Les bases de l'Union européenne contemporaines sont toutes différentes, et le christianisme est de fait banni des documents de base de l'union. Le préambule de la Constitution de l'Union européenne contient des références à la Grèce et à la Rome antiques, ainsi qu'aux mouvements philosophiques de la Renaissance mais il élude complètement la question des racines chrétiennes de l'Europe. Probablement à tort. Tout mépris de ses propres racines est susceptible de jouer un jour un mauvais tour.

"Les formes différentes de vie politique des peuples européens constituaient un obstacle à la mise en place d'une gestion commune des affaires européennes." Cette phrase du célèbre historien russe Sergueï Soloviev explique l'échec d'Alexandre I dans son effort pour construire une maison européenne, et dans une grande mesure elle reste d'actualité aujourd'hui. La raison décisive pour laquelle la Russie contemporaine ne fait pas partie de l'Union européenne est le retard persistant de son système politique sur les normes européennes. Certes, ce n'est plus un tsar qui siège aujourd'hui au Kremlin mais un président. Mais de fait, le président russe est pratiquement doté des compétences d'un autocrate. Il est évident que dans la majorité des Etats membres de l'UE il y a également un écart entre la constitution et la politique réelle, mais le Vieux Continent ne connaît certainement pas cet abîme qui sépare la loi fondamentale et la démocratie fantoche en Russie.

Les partisans de la voie "eurasienne" de la Russie soulignent à juste titre que la Russie formerait un "appentis" surdimensionné de la maison européenne et que le pays comprend une très importante composante territoriale asiatique.

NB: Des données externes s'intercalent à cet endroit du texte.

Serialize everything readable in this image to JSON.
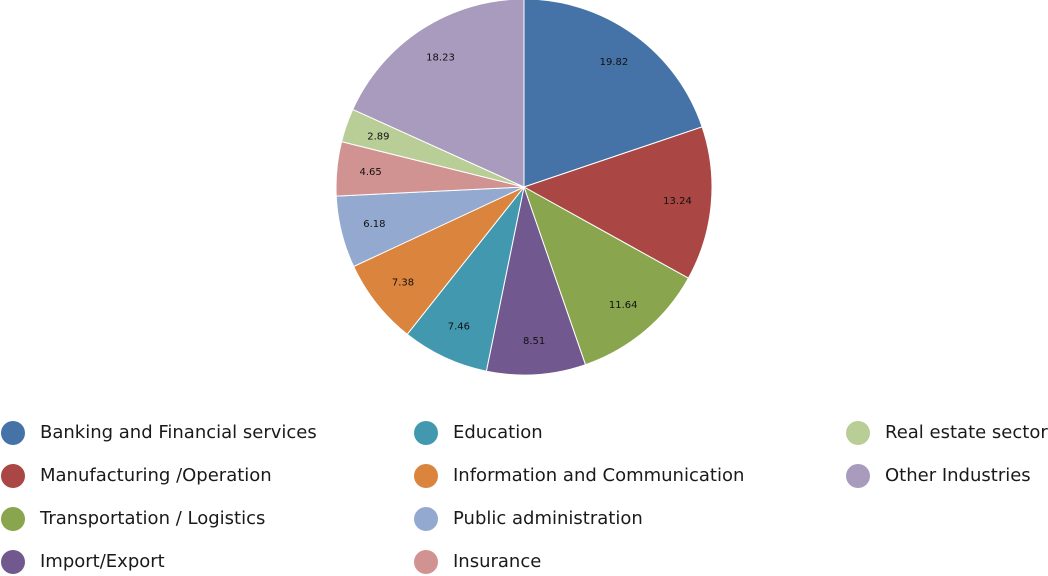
{
  "chart_data": {
    "type": "pie",
    "start_angle_deg": 0,
    "direction": "clockwise",
    "legend_position": "bottom",
    "legend_columns": 3,
    "slices": [
      {
        "label": "Banking and Financial services",
        "value": 19.82,
        "color": "#4572A7"
      },
      {
        "label": "Manufacturing /Operation",
        "value": 13.24,
        "color": "#AA4643"
      },
      {
        "label": "Transportation / Logistics",
        "value": 11.64,
        "color": "#89A54E"
      },
      {
        "label": "Import/Export",
        "value": 8.51,
        "color": "#71588F"
      },
      {
        "label": "Education",
        "value": 7.46,
        "color": "#4198AF"
      },
      {
        "label": "Information and Communication",
        "value": 7.38,
        "color": "#DB843D"
      },
      {
        "label": "Public administration",
        "value": 6.18,
        "color": "#93A9CF"
      },
      {
        "label": "Insurance",
        "value": 4.65,
        "color": "#D19392"
      },
      {
        "label": "Real estate sector",
        "value": 2.89,
        "color": "#B9CD96"
      },
      {
        "label": "Other Industries",
        "value": 18.23,
        "color": "#A99BBD"
      }
    ]
  }
}
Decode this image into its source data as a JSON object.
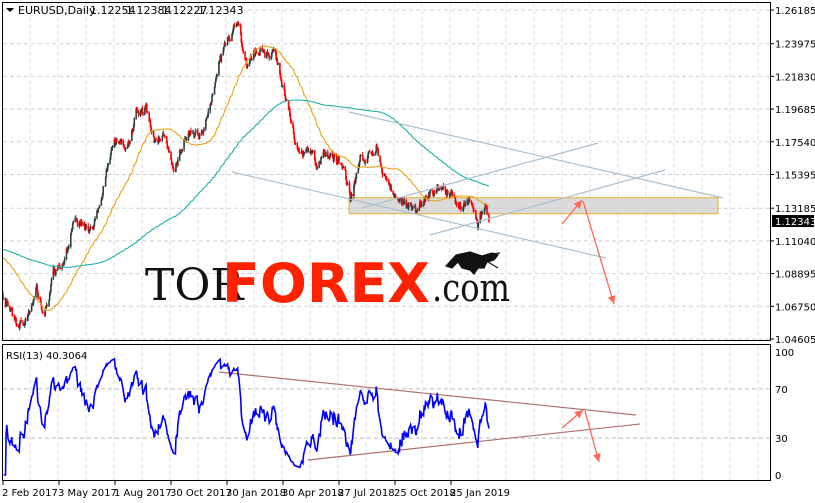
{
  "header": {
    "symbol": "EURUSD,Daily",
    "open": "1.12254",
    "high": "1.12384",
    "low": "1.12227",
    "close": "1.12343",
    "menu_icon": "triangle-down-icon"
  },
  "logo": {
    "part1": "TOR",
    "part2": "FOREX",
    "part3": ".com",
    "icon": "bull-icon"
  },
  "colors": {
    "bull_candle": "#2f3f3f",
    "bear_candle": "#ff0000",
    "ma_fast": "#e8a317",
    "ma_slow": "#20b2a6",
    "trendlines": "#a9c0d0",
    "zone_border": "#e8b030",
    "arrows": "#ff6655",
    "rsi": "#0000ff",
    "rsi_lines": "#b07070",
    "logo_red": "#ff2200"
  },
  "chart_data": [
    {
      "type": "candlestick",
      "title": "EURUSD,Daily",
      "price_ticks": [
        "1.26185",
        "1.23975",
        "1.21830",
        "1.19685",
        "1.17540",
        "1.15395",
        "1.13185",
        "1.11040",
        "1.08895",
        "1.06750",
        "1.04605"
      ],
      "ylim": [
        1.04605,
        1.26185
      ],
      "current_price": "1.12343",
      "x_ticks": [
        "2 Feb 2017",
        "3 May 2017",
        "1 Aug 2017",
        "30 Oct 2017",
        "30 Jan 2018",
        "30 Apr 2018",
        "27 Jul 2018",
        "25 Oct 2018",
        "25 Jan 2019"
      ],
      "grid": true,
      "closes": [
        [
          "2017-02-02",
          1.076
        ],
        [
          "2017-02-15",
          1.062
        ],
        [
          "2017-03-01",
          1.055
        ],
        [
          "2017-03-15",
          1.062
        ],
        [
          "2017-03-28",
          1.08
        ],
        [
          "2017-04-10",
          1.06
        ],
        [
          "2017-04-25",
          1.09
        ],
        [
          "2017-05-10",
          1.092
        ],
        [
          "2017-05-25",
          1.12
        ],
        [
          "2017-06-10",
          1.12
        ],
        [
          "2017-06-25",
          1.118
        ],
        [
          "2017-07-10",
          1.14
        ],
        [
          "2017-07-25",
          1.165
        ],
        [
          "2017-08-05",
          1.18
        ],
        [
          "2017-08-20",
          1.175
        ],
        [
          "2017-09-05",
          1.195
        ],
        [
          "2017-09-20",
          1.198
        ],
        [
          "2017-10-05",
          1.175
        ],
        [
          "2017-10-20",
          1.18
        ],
        [
          "2017-11-05",
          1.16
        ],
        [
          "2017-11-20",
          1.175
        ],
        [
          "2017-12-05",
          1.185
        ],
        [
          "2017-12-20",
          1.18
        ],
        [
          "2018-01-05",
          1.205
        ],
        [
          "2018-01-15",
          1.225
        ],
        [
          "2018-01-30",
          1.245
        ],
        [
          "2018-02-15",
          1.25
        ],
        [
          "2018-02-28",
          1.225
        ],
        [
          "2018-03-15",
          1.235
        ],
        [
          "2018-03-30",
          1.232
        ],
        [
          "2018-04-15",
          1.235
        ],
        [
          "2018-04-25",
          1.215
        ],
        [
          "2018-05-10",
          1.19
        ],
        [
          "2018-05-25",
          1.165
        ],
        [
          "2018-06-10",
          1.175
        ],
        [
          "2018-06-20",
          1.16
        ],
        [
          "2018-07-05",
          1.17
        ],
        [
          "2018-07-20",
          1.168
        ],
        [
          "2018-08-05",
          1.155
        ],
        [
          "2018-08-15",
          1.135
        ],
        [
          "2018-08-30",
          1.165
        ],
        [
          "2018-09-15",
          1.165
        ],
        [
          "2018-09-25",
          1.175
        ],
        [
          "2018-10-10",
          1.15
        ],
        [
          "2018-10-25",
          1.14
        ],
        [
          "2018-11-10",
          1.135
        ],
        [
          "2018-11-25",
          1.13
        ],
        [
          "2018-12-10",
          1.138
        ],
        [
          "2018-12-25",
          1.142
        ],
        [
          "2019-01-10",
          1.15
        ],
        [
          "2019-01-25",
          1.14
        ],
        [
          "2019-02-10",
          1.132
        ],
        [
          "2019-02-25",
          1.135
        ],
        [
          "2019-03-07",
          1.12
        ],
        [
          "2019-03-20",
          1.135
        ],
        [
          "2019-03-25",
          1.12343
        ]
      ],
      "moving_averages": [
        {
          "color": "#e8a317"
        },
        {
          "color": "#20b2a6"
        }
      ],
      "support_zone": [
        1.1282,
        1.1387
      ]
    },
    {
      "type": "line",
      "title": "RSI(13) 40.3064",
      "indicator": "RSI(13)",
      "last_value": "40.3064",
      "y_ticks": [
        "100",
        "70",
        "30",
        "0"
      ],
      "ylim": [
        0,
        100
      ],
      "levels": [
        70,
        30
      ]
    }
  ]
}
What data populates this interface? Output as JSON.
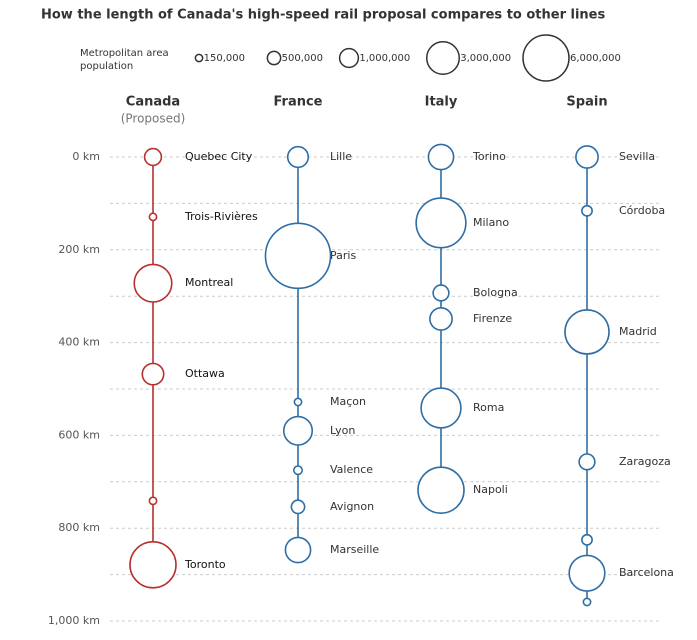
{
  "chart_data": {
    "type": "line",
    "title": "How the length of Canada's high-speed rail proposal compares to other lines",
    "size_legend": {
      "title": "Metropolitan area population",
      "values": [
        150000,
        500000,
        1000000,
        3000000,
        6000000
      ],
      "labels": [
        "150,000",
        "500,000",
        "1,000,000",
        "3,000,000",
        "6,000,000"
      ]
    },
    "ylim": [
      0,
      1000
    ],
    "yticks": [
      {
        "value": 0,
        "label": "0 km"
      },
      {
        "value": 200,
        "label": "200 km"
      },
      {
        "value": 400,
        "label": "400 km"
      },
      {
        "value": 600,
        "label": "600 km"
      },
      {
        "value": 800,
        "label": "800 km"
      },
      {
        "value": 1000,
        "label": "1,000 km"
      }
    ],
    "minor_yticks": [
      100,
      300,
      500,
      700,
      900
    ],
    "grid": true,
    "series": [
      {
        "name": "Canada",
        "note": "(Proposed)",
        "color": "#b8312f",
        "labels": [
          "Quebec City",
          "Trois-Rivières",
          "Montreal",
          "Ottawa",
          null,
          "Toronto"
        ],
        "values": [
          0,
          129,
          272,
          468,
          741,
          879
        ],
        "sizes": [
          800000,
          150000,
          4000000,
          1300000,
          150000,
          6000000
        ]
      },
      {
        "name": "France",
        "color": "#2f6ea5",
        "labels": [
          "Lille",
          "Paris",
          "Maçon",
          "Lyon",
          "Valence",
          "Avignon",
          "Marseille"
        ],
        "values": [
          0,
          213,
          528,
          590,
          675,
          754,
          847
        ],
        "sizes": [
          1200000,
          12000000,
          150000,
          2300000,
          200000,
          500000,
          1800000
        ]
      },
      {
        "name": "Italy",
        "color": "#2f6ea5",
        "labels": [
          "Torino",
          "Milano",
          "Bologna",
          "Firenze",
          "Roma",
          "Napoli"
        ],
        "values": [
          0,
          142,
          293,
          349,
          541,
          718
        ],
        "sizes": [
          1800000,
          7000000,
          700000,
          1400000,
          4500000,
          6000000
        ]
      },
      {
        "name": "Spain",
        "color": "#2f6ea5",
        "labels": [
          "Sevilla",
          "Córdoba",
          "Madrid",
          "Zaragoza",
          null,
          "Barcelona",
          null
        ],
        "values": [
          0,
          116,
          377,
          657,
          825,
          897,
          959
        ],
        "sizes": [
          1400000,
          300000,
          5500000,
          700000,
          300000,
          3600000,
          150000
        ]
      }
    ]
  }
}
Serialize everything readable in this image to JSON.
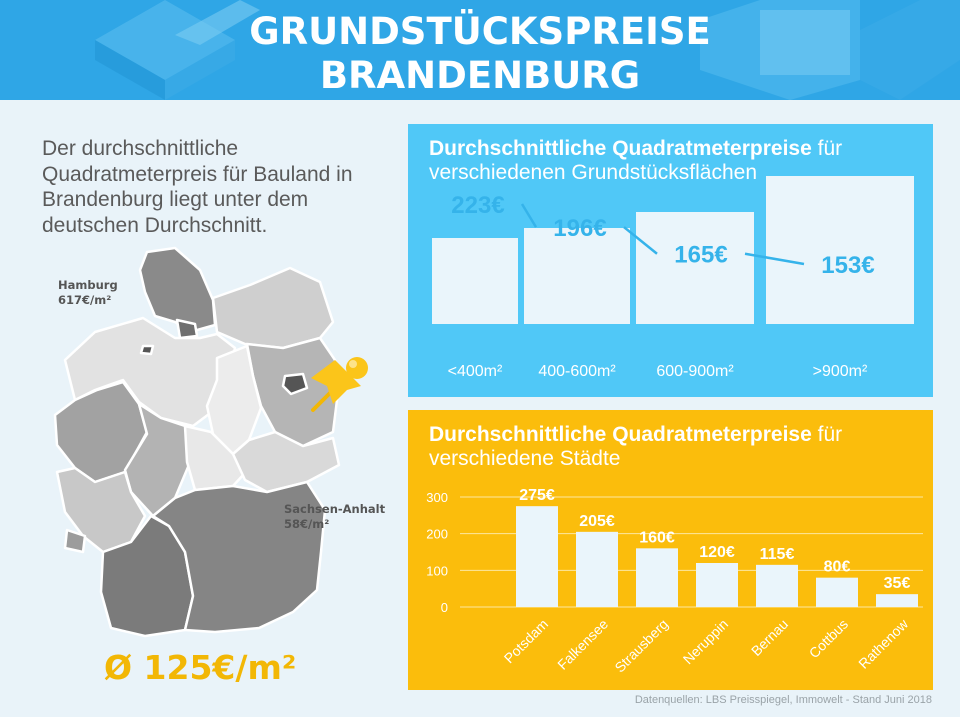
{
  "header": {
    "title_line1": "GRUNDSTÜCKSPREISE",
    "title_line2": "BRANDENBURG"
  },
  "intro_text": "Der durchschnittliche Quadratmeterpreis für Bauland in Brandenburg liegt unter dem deutschen Durchschnitt.",
  "map": {
    "hamburg": {
      "name": "Hamburg",
      "price": "617€/m²"
    },
    "sachsen_anhalt": {
      "name": "Sachsen-Anhalt",
      "price": "58€/m²"
    },
    "average": "Ø 125€/m²"
  },
  "colors": {
    "banner": "#2fa6e6",
    "panel_blue": "#50c8f7",
    "panel_yellow": "#fbbd0c",
    "average": "#f2b705",
    "value_blue": "#35b3ea"
  },
  "chart_data": [
    {
      "type": "line",
      "title_bold": "Durchschnittliche Quadratmeterpreise",
      "title_rest": " für verschiedenen Grundstücksflächen",
      "categories": [
        "<400m²",
        "400-600m²",
        "600-900m²",
        ">900m²"
      ],
      "values": [
        223,
        196,
        165,
        153
      ],
      "value_labels": [
        "223€",
        "196€",
        "165€",
        "153€"
      ]
    },
    {
      "type": "bar",
      "title_bold": "Durchschnittliche Quadratmeterpreise",
      "title_rest": " für verschiedene Städte",
      "categories": [
        "Potsdam",
        "Falkensee",
        "Strausberg",
        "Neruppin",
        "Bernau",
        "Cottbus",
        "Rathenow"
      ],
      "values": [
        275,
        205,
        160,
        120,
        115,
        80,
        35
      ],
      "value_labels": [
        "275€",
        "205€",
        "160€",
        "120€",
        "115€",
        "80€",
        "35€"
      ],
      "yticks": [
        0,
        100,
        200,
        300
      ],
      "ylim": [
        0,
        300
      ],
      "grid": true
    }
  ],
  "source": "Datenquellen: LBS Preisspiegel, Immowelt - Stand Juni 2018"
}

Toutefois, cela n'abolit nullement le premier obstacle insurmontable à ce jour et qui consiste en un écart entre le développement politique de la Russie et celui de l'Europe.

En l'absence de cet obstacle, l'autre problème, à savoir les dimensions gigantesques de l'"ours russe" et ses particularités eurasiatiques, ne serait pas un frein à l'alliance. Après tout, la maison européenne héberge aujourd'hui des cultures extrêmement variées.

Qui plus est, la perspective géopolitique fait que l'Union européenne renforcée par la Russie, ainsi que la Russie renforcée par l'UE, ne feraient que profiter en joignant leurs forces dans le contexte de l'émergence sur l'échiquier mondial de nouveaux centres de force auxquels le Vieux Continent et la Russie ne seraient en mesure de s'opposer sérieusement que conjointement. Ce phénomène incite objectivement la Russie et l'Europe à se rapprocher et il n'est donc pas exclu que le rêve de longue date de l'empereur Alexandre I de Russie puisse se réaliser un jour.